By now you’ve probably heard of the Medicare Access and CHIP Reauthorization Act (MACRA). With its long-anticipated final ruling in October, it has been getting attention lately. Perhaps you’ve been grouping MACRA with the rest of the overlooked acronyms of the healthcare industry. Unfortunately, this is one acronym you can’t ignore. Per the Centers for Medicare and Medicaid Services (CMS) you could lose 4 to 9 percent of your Medicare revenue between 2019 and 2022. So, what does MACRA mean for the future of healthcare? As a Healthcare administrator, here are some key things one should know about the MACRA ruling.
What does MACRA do?
It repeals the Medicare Sustainable Growth Rate (SGR) methodology for updates to the Physician Fee Schedule (PFS). MACRA creates two new Medicare payment models for physicians with its new approach called the Quality Payment Program (QPP) that is designed to move healthcare for Medicare patients from volume to value. The two programs are the Merit-Based Incentive Payment System, or MIPS, and the Advanced Alternative Payment Model (APM). MIPS is designed for providers in traditional, fee-for-service Medicare. Advanced APM is designed for providers who are participating in specific value-based care models. Explaining how these models work can be an article in its own, so I will not visit that just yet. Regardless of the model they choose, physicians will need to report and improve quality and reduce costs.
Who will MACRA affect?
MACRA has strategic and economic impacts for physicians, hospitals and health systems, ultimately accelerating the transition to value-based care will affect everyone. In the short term, its impact will be most prominent on physicians who participate in Medicare and as practices adapt to the new quality-based payment models, the impact will expand. Because MACRA was passed with wide bi-partisan support, it is very likely to be with us for the foreseeable future regardless of a change in administration.
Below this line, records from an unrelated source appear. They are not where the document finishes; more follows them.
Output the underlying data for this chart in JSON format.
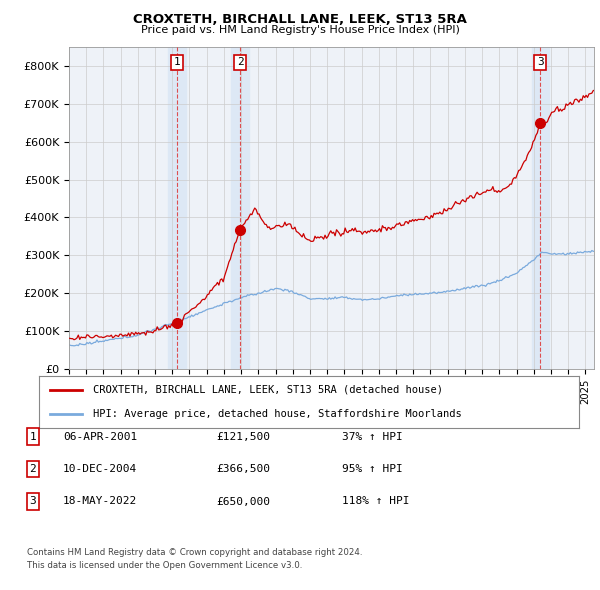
{
  "title1": "CROXTETH, BIRCHALL LANE, LEEK, ST13 5RA",
  "title2": "Price paid vs. HM Land Registry's House Price Index (HPI)",
  "ylim": [
    0,
    850000
  ],
  "yticks": [
    0,
    100000,
    200000,
    300000,
    400000,
    500000,
    600000,
    700000,
    800000
  ],
  "ytick_labels": [
    "£0",
    "£100K",
    "£200K",
    "£300K",
    "£400K",
    "£500K",
    "£600K",
    "£700K",
    "£800K"
  ],
  "sale_prices": [
    121500,
    366500,
    650000
  ],
  "sale_years": [
    2001.27,
    2004.94,
    2022.38
  ],
  "sale_labels": [
    "1",
    "2",
    "3"
  ],
  "red_line_color": "#cc0000",
  "blue_line_color": "#7aaadd",
  "legend_label_red": "CROXTETH, BIRCHALL LANE, LEEK, ST13 5RA (detached house)",
  "legend_label_blue": "HPI: Average price, detached house, Staffordshire Moorlands",
  "table_rows": [
    [
      "1",
      "06-APR-2001",
      "£121,500",
      "37% ↑ HPI"
    ],
    [
      "2",
      "10-DEC-2004",
      "£366,500",
      "95% ↑ HPI"
    ],
    [
      "3",
      "18-MAY-2022",
      "£650,000",
      "118% ↑ HPI"
    ]
  ],
  "footer1": "Contains HM Land Registry data © Crown copyright and database right 2024.",
  "footer2": "This data is licensed under the Open Government Licence v3.0.",
  "background_color": "#ffffff",
  "plot_bg_color": "#eef2f8",
  "highlight_color": "#dde8f5"
}
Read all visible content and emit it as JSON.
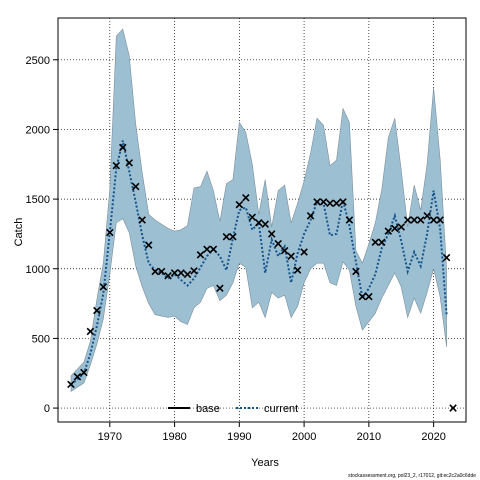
{
  "chart_data": {
    "type": "line",
    "xlabel": "Years",
    "ylabel": "Catch",
    "xlim": [
      1962,
      2025
    ],
    "ylim": [
      -100,
      2800
    ],
    "x_ticks": [
      1970,
      1980,
      1990,
      2000,
      2010,
      2020
    ],
    "y_ticks": [
      0,
      500,
      1000,
      1500,
      2000,
      2500
    ],
    "grid": true,
    "grid_style": "dotted",
    "legend_placement": "bottom-center",
    "colors": {
      "band": "#9dbfd2",
      "band_edge": "#7a8f9c",
      "current": "#14548c",
      "base": "#000000",
      "points": "#000000"
    },
    "series": [
      {
        "name": "base",
        "style": "solid",
        "values": []
      },
      {
        "name": "current",
        "style": "dotted",
        "x": [
          1964,
          1965,
          1966,
          1967,
          1968,
          1969,
          1970,
          1971,
          1972,
          1973,
          1974,
          1975,
          1976,
          1977,
          1978,
          1979,
          1980,
          1981,
          1982,
          1983,
          1984,
          1985,
          1986,
          1987,
          1988,
          1989,
          1990,
          1991,
          1992,
          1993,
          1994,
          1995,
          1996,
          1997,
          1998,
          1999,
          2000,
          2001,
          2002,
          2003,
          2004,
          2005,
          2006,
          2007,
          2008,
          2009,
          2010,
          2011,
          2012,
          2013,
          2014,
          2015,
          2016,
          2017,
          2018,
          2019,
          2020,
          2021,
          2022
        ],
        "values": [
          170,
          205,
          250,
          390,
          590,
          820,
          1260,
          1720,
          1920,
          1700,
          1480,
          1240,
          1040,
          990,
          970,
          930,
          960,
          920,
          880,
          930,
          1010,
          1090,
          1140,
          1090,
          990,
          1220,
          1420,
          1440,
          1280,
          1330,
          970,
          1210,
          1090,
          1160,
          900,
          1110,
          1250,
          1350,
          1480,
          1470,
          1240,
          1250,
          1490,
          1310,
          1050,
          790,
          860,
          960,
          1150,
          1250,
          1380,
          1200,
          980,
          1120,
          1020,
          1250,
          1560,
          1290,
          670
        ]
      }
    ],
    "band": {
      "x": [
        1964,
        1965,
        1966,
        1967,
        1968,
        1969,
        1970,
        1971,
        1972,
        1973,
        1974,
        1975,
        1976,
        1977,
        1978,
        1979,
        1980,
        1981,
        1982,
        1983,
        1984,
        1985,
        1986,
        1987,
        1988,
        1989,
        1990,
        1991,
        1992,
        1993,
        1994,
        1995,
        1996,
        1997,
        1998,
        1999,
        2000,
        2001,
        2002,
        2003,
        2004,
        2005,
        2006,
        2007,
        2008,
        2009,
        2010,
        2011,
        2012,
        2013,
        2014,
        2015,
        2016,
        2017,
        2018,
        2019,
        2020,
        2021,
        2022
      ],
      "lower": [
        120,
        150,
        180,
        310,
        460,
        640,
        960,
        1330,
        1360,
        1260,
        1020,
        870,
        750,
        670,
        660,
        650,
        660,
        620,
        600,
        720,
        760,
        860,
        880,
        770,
        810,
        900,
        1040,
        1010,
        720,
        760,
        650,
        830,
        790,
        810,
        650,
        730,
        900,
        1000,
        1040,
        1040,
        900,
        880,
        1050,
        990,
        730,
        560,
        620,
        680,
        790,
        880,
        970,
        870,
        650,
        790,
        680,
        830,
        1000,
        800,
        440
      ],
      "upper": [
        230,
        280,
        330,
        480,
        780,
        1040,
        1570,
        2670,
        2720,
        2530,
        2040,
        1690,
        1390,
        1350,
        1320,
        1290,
        1270,
        1280,
        1310,
        1580,
        1590,
        1700,
        1560,
        1340,
        1610,
        1640,
        2050,
        1980,
        1750,
        1390,
        1640,
        1300,
        1560,
        1600,
        1330,
        1470,
        1630,
        1830,
        2080,
        2030,
        1740,
        1780,
        2150,
        2050,
        1130,
        1040,
        1180,
        1330,
        1570,
        1940,
        2080,
        1710,
        1300,
        1600,
        1420,
        1750,
        2300,
        1790,
        1000
      ]
    },
    "points": {
      "x": [
        1964,
        1965,
        1966,
        1967,
        1968,
        1969,
        1970,
        1971,
        1972,
        1973,
        1974,
        1975,
        1976,
        1977,
        1978,
        1979,
        1980,
        1981,
        1982,
        1983,
        1984,
        1985,
        1986,
        1987,
        1988,
        1989,
        1990,
        1991,
        1992,
        1993,
        1994,
        1995,
        1996,
        1997,
        1998,
        1999,
        2000,
        2001,
        2002,
        2003,
        2004,
        2005,
        2006,
        2007,
        2008,
        2009,
        2010,
        2011,
        2012,
        2013,
        2014,
        2015,
        2016,
        2017,
        2018,
        2019,
        2020,
        2021,
        2022,
        2023
      ],
      "y": [
        170,
        225,
        255,
        550,
        700,
        870,
        1260,
        1740,
        1870,
        1760,
        1590,
        1350,
        1170,
        980,
        980,
        950,
        970,
        970,
        960,
        985,
        1100,
        1140,
        1140,
        860,
        1230,
        1230,
        1460,
        1510,
        1370,
        1330,
        1320,
        1250,
        1180,
        1130,
        1090,
        990,
        1120,
        1380,
        1480,
        1480,
        1470,
        1470,
        1480,
        1350,
        980,
        800,
        800,
        1190,
        1190,
        1270,
        1290,
        1300,
        1350,
        1350,
        1350,
        1380,
        1350,
        1350,
        1080,
        0
      ]
    },
    "footnote": "stockassessment.org, pol23_2, r17012, git:ec2c2a0c6dde"
  }
}
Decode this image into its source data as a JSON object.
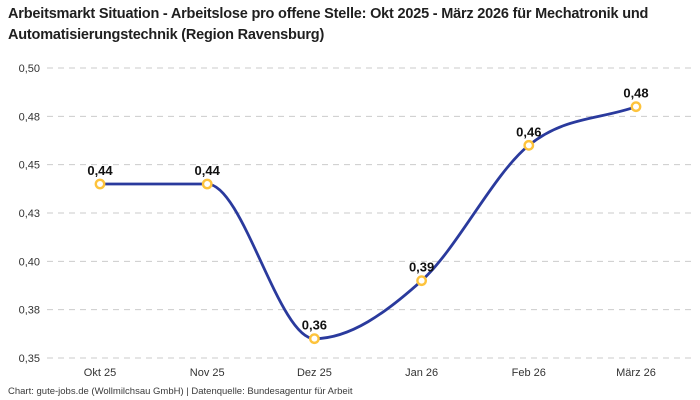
{
  "header": {
    "title": "Arbeitsmarkt Situation - Arbeitslose pro offene Stelle: Okt 2025 - März 2026 für Mechatronik und Automatisierungstechnik (Region Ravensburg)"
  },
  "footer": {
    "credit": "Chart: gute-jobs.de (Wollmilchsau GmbH) | Datenquelle: Bundesagentur für Arbeit"
  },
  "chart_data": {
    "type": "line",
    "title": "Arbeitsmarkt Situation - Arbeitslose pro offene Stelle: Okt 2025 - März 2026 für Mechatronik und Automatisierungstechnik (Region Ravensburg)",
    "categories": [
      "Okt 25",
      "Nov 25",
      "Dez 25",
      "Jan 26",
      "Feb 26",
      "März 26"
    ],
    "values": [
      0.44,
      0.44,
      0.36,
      0.39,
      0.46,
      0.48
    ],
    "point_labels": [
      "0,44",
      "0,44",
      "0,36",
      "0,39",
      "0,46",
      "0,48"
    ],
    "xlabel": "",
    "ylabel": "",
    "ylim": [
      0.35,
      0.5
    ],
    "yticks": {
      "values": [
        0.5,
        0.475,
        0.45,
        0.425,
        0.4,
        0.375,
        0.35
      ],
      "labels": [
        "0,50",
        "0,48",
        "0,45",
        "0,43",
        "0,40",
        "0,38",
        "0,35"
      ]
    },
    "grid": "horizontal-dashed",
    "legend": "none",
    "curve": "smooth-monotone",
    "colors": {
      "line": "#2A3A9D",
      "marker_stroke": "#FDC33C",
      "marker_fill": "#FFFFFF",
      "grid": "#CBCBCB",
      "tick_text": "#333333",
      "point_label_text": "#111111",
      "title_text": "#1F1F1F",
      "background": "#FFFFFF"
    }
  }
}
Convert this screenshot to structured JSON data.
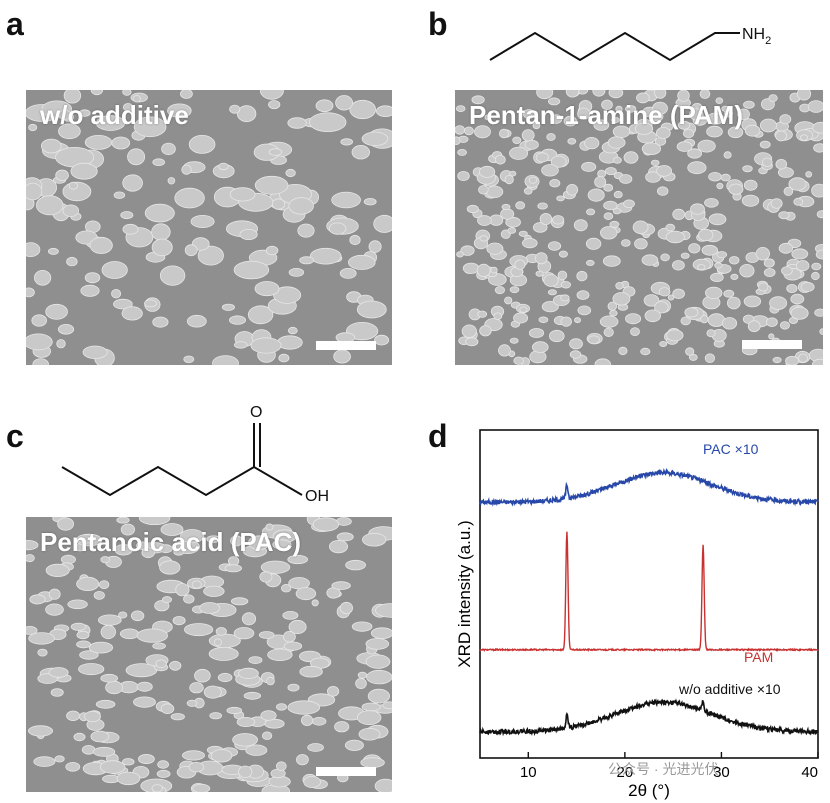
{
  "panels": {
    "a": {
      "letter": "a",
      "label": "w/o additive"
    },
    "b": {
      "letter": "b",
      "label": "Pentan-1-amine (PAM)",
      "molecule_group": "NH",
      "molecule_sub": "2"
    },
    "c": {
      "letter": "c",
      "label": "Pentanoic acid (PAC)",
      "molecule_o": "O",
      "molecule_oh": "OH"
    },
    "d": {
      "letter": "d"
    }
  },
  "colors": {
    "pac": "#2748a8",
    "pam": "#c8312f",
    "none": "#111111",
    "sem_bg": "#8f8f8f",
    "sem_grain": "#c9c9c9"
  },
  "watermark": "公众号 · 光进光伏",
  "chart_data": {
    "type": "line",
    "xlabel": "2θ (°)",
    "ylabel": "XRD intensity (a.u.)",
    "xlim": [
      5,
      40
    ],
    "x_ticks": [
      "10",
      "20",
      "30",
      "40"
    ],
    "y_ticks": [],
    "grid": false,
    "series": [
      {
        "name": "PAC ×10",
        "color": "#2748a8",
        "baseline": 0.78,
        "hump_center": 24,
        "hump_height": 0.09,
        "peaks": [
          {
            "x": 14.0,
            "height": 0.04
          }
        ]
      },
      {
        "name": "PAM",
        "color": "#c8312f",
        "baseline": 0.33,
        "hump_center": 24,
        "hump_height": 0.0,
        "peaks": [
          {
            "x": 14.0,
            "height": 0.36
          },
          {
            "x": 28.1,
            "height": 0.32
          }
        ]
      },
      {
        "name": "w/o additive ×10",
        "color": "#111111",
        "baseline": 0.08,
        "hump_center": 24,
        "hump_height": 0.09,
        "peaks": [
          {
            "x": 14.0,
            "height": 0.04
          },
          {
            "x": 28.1,
            "height": 0.03
          }
        ]
      }
    ]
  }
}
When does MACRA go into effect?
The new rules have already gone into effect as of January 1, 2017. Although the QPP has begun, there is still a period with less financial risk for the first two years of the program. The roadmap for the journey to providing patient-centered care is best summarized with this awesome timeline.
In all honestly, even with all of the research that I have done, I am still bamboozled by MACRA. There is still so much to learn! I’m sure we can all agree the adoption of the MACRA regulations can be complex, burdensome, and time-consuming, but organizations need to be ready. Hopefully with my article, the foundation of the what, who, and when have been answered. Lastly, since MACRA affects both the way care is delivered, and the way physicians are compensated for that care, its impact is likely to be more significant than the Affordable Care Act (ACA), which focused largely on access to insurance coverage.